Water levels lead to yacht club, road closure
The Ludington Yacht Club building closed Wednesday due to the high water level of Pere Marquette Lake, and it is expected to remain closed for about a week while the gravel road connecting the clubhouse to the Copeyon Park area is raised higher.
The road was approximately 3 to 6 inches underwater on Wednesday and Thursday, depending on the fluctuations of the lake level, according to Ludington Yacht Club Commodore Tim Tibbits.
The high water causes the biggest problems for the road and the exterior components of the clubhouse’s plumbing system, which were both below the lake level, Tibbits told the Daily News Thursday.
The club turned off its plumbing system until a tube can be installed to raise the plumbing’s outdoor components about 3 feet above the lake level.
“The good news is the docks are all floating docks, so we don’t have an issue with the boats that are in. The clubhouse is fine — it’s raised enough that that’s not a problem for us,” Tibbits said. “It’s the plumbing that’s the challenge and the egress in and out of the club.”
The club has hired Hallack Contracting to handle the plumbing issue, add gravel and rocks to build up the road to the clubhouse and raise the lake wall higher around the property, Tibbits said.
The road will be built higher, but shouldn’t become any wider. Once the road is raised, cars should be able to get to the clubhouse and use the parking spaces again.
“They’re making good progress,” Tibbits said, adding that he’s optimistic the clubhouse will be able to open by Thursday. “I’m hoping by next week this time we’ll be navigable out there.”
In the meantime, the club has canceled the events it had planned, Tibbits said, adding that he thinks this is the first time in the club’s 60-plus-year history that it’s had to close during a season.
The club also raised the wall around its property by about 2 feet two years ago, so the lake level is an estimated 20 to 24 inches higher than what it was back then, according to Tibbits.
“In years past, the sea wall has always sufficed. We raised it two years ago, and now we’re doing it again,” he said.
“The nature of the lake level is such that I can’t predict. I’m not a scientist — I wish I could know what it’s going to be in five years,” Tibbits added. “But the docks are set, the clubhouse is fine and we’ll deal with what Mother Nature has to throw at us.”
Gary Ferguson, a board member of the yacht club, said they have been monitoring the rain and rising lake level for the past two or three weeks.
“We’re pretty well shut down for the time being,” Ferguson added. “We’re hoping by next week we can open the doors. It’s all about water levels.”
Higher water levels are affecting many lakes and rivers connected to the Great Lakes.
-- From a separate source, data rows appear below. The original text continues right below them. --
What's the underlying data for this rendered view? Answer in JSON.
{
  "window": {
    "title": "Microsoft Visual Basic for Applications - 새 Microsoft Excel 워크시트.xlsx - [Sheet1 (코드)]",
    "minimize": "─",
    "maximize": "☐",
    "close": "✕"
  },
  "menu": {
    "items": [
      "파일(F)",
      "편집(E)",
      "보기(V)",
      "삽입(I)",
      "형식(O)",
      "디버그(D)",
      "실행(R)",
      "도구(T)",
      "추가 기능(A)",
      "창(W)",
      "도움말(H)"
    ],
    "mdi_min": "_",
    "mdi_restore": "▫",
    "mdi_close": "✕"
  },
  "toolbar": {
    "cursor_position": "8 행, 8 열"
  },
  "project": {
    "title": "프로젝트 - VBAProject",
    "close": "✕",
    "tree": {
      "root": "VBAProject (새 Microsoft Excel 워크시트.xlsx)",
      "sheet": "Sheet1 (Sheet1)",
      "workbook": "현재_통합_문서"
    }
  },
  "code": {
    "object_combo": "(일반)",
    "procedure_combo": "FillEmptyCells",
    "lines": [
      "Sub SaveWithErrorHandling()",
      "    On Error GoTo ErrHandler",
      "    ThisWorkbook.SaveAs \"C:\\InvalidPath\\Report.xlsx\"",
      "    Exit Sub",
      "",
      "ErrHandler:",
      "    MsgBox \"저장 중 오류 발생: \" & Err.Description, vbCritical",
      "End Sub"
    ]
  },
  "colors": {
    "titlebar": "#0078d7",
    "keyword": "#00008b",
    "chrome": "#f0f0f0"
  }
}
Longbridge Road in Pentwater closed Wednesday evening at the Monroe Road intersection due to high water both to protect vehicles and the structural integrity of the road, said Oceana County Road Commission Managing Director Mark Timmer.
Longbridge Road crosses Pentwater River as it empties into Pentwater Lake and then flows into Lake Michigan. The water level was up to the center line of the road Wednesday evening, Timmer said, and it fluctuates with the rain accumulation.
It is unknown when the road will open again to traffic, he said. The road foundation is completely saturated and unstable, so driving on it would break the asphalt, Timmer explained.
“We know it’s a concern for residents, but we ask that they (be) patient,” he said. “We really do have their best interests at heart. We want to protect the road. We don’t want to see it damaged to the point where it needs to be replaced.”
He said once the water level recedes and the road’s foundation drains and dries, the commission will decide when to open the route to traffic.
Due to the road closure, Pentwater Public School has made arrangements for a changed busing route for the approximately 10 students who live in the affected area.
The students’ families are dropping them off at the store parking lot of Pentwater Convenience Center, and the school buses are picking them up from there, said Toni Glover, an administrative assistant who coordinates busing for the school.
“It’s kind of inconvenient, but what are you going to do?” Glover said. “That’s what we’re doing. We have a plan, and we’re coordinating with all our families.”
She said the school is grateful for the permission of the store owner, Herm Knoll.
Lake Michigan’s water level is 7 to 8 inches higher than what it was a month ago, and 9 inches higher than the average for this time last year, according to the U.S. Army Corps of Engineers Detroit District.
Lake Michigan is projected to rise another 4 inches during the next 30 days, the engineers reported on April 26.